A SEVEN-year-old boy was left in floods of tears and ‘deeply humiliated’ by his own teachers after he was banned from crucial elements of school life because he has the behavioral disorder ADHD.
This meant Bobby Tyson’ was not allowed to attend an end of term disco, a theatre trip and even the annual class photo at the East Tilbury infants school reports the Daily Mail.
After being found guilty of discrimination at a tribunal, East Tilbury Infant School, offered ‘unreserved apologies’ for its ‘inadequate’ treatment of Bobby.
The youngster, now aged 8, was left so traumatised he drew a heartbreaking picture of himself with two teachers and a speech bubble which said – ‘I don’t exist’.
Bobby was banned by teachers from going to see the Lion King – but only told the day before the trip took place.
His mother Holly Tyson, 29, was so outraged by the treatment her son received that she took the matter to tribunal.
Tribunal judge Stewart Hunter has now demanded the school makes a written apology to Bobby and his mother.
The judge also ordered all staff at the school to receive training on disability discrimination and demanded the school reviews its special educational needs policy.
Ms Tyson said: ‘At no time before I was told Bobby would not be going on the trip was any effort made to discuss this with me.
‘If there had been some discussion, I could have suggested that either myself or my sister could accompany him.
‘I had been preparing Bobby for this trip for weeks beforehand, telling him how important it was to behave well.
‘I believe he made a real effort and he was terribly disappointed when he was told he was not going.’
Teachers justified their decision not to take Bobby on their school trip following a safety assessment, which found his condition meant he was prone to impulsive behaviour.
Bobby, who also suffers from infantile incontinence, was left sitting in lessons in soiled underwear for hours at a time by teachers – resulting in painful sores.

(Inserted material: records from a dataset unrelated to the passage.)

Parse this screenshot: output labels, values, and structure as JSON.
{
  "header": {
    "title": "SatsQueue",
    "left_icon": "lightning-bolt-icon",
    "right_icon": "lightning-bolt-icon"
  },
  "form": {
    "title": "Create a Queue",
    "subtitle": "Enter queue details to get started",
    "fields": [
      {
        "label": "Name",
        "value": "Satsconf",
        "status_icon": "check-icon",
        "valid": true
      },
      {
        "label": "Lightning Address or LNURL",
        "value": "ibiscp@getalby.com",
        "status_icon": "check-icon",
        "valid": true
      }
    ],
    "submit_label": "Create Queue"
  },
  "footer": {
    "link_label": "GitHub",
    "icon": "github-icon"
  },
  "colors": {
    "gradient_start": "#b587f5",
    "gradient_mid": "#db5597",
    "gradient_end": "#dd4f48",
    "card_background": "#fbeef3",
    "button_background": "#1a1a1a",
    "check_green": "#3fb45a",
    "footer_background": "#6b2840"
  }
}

Mr Hunter said the school had failed to manage Bobby’s bowel condition properly and was wrong to exclude him from the trip and other events.
He told the tribunal at the Health Education and Social Care Chamber:
‘The effect on Bobby of being in soiled clothes does, in our view constitute placing him at a substantial disadvantage.
‘We therefore find Bobby was discriminated against.’
East Tilbury Infant School headteacher Shelagh Cosgrow said: ‘East Tilbury Infant School prides its self on the support and guidance it gives its pupils.
‘Indeed in 2010 Ofsted rated the school outstanding for care, guidance and support.
‘However, we accept the tribunal’s findings that errors were made in this instance.
‘In compliance with the tribunal, the school has written to the family and apologised.
‘It has arranged for staff to have appropriate training and it is reviewing its policy.
‘The school is committed to ensuring every child is treated fairly and individual needs are met.’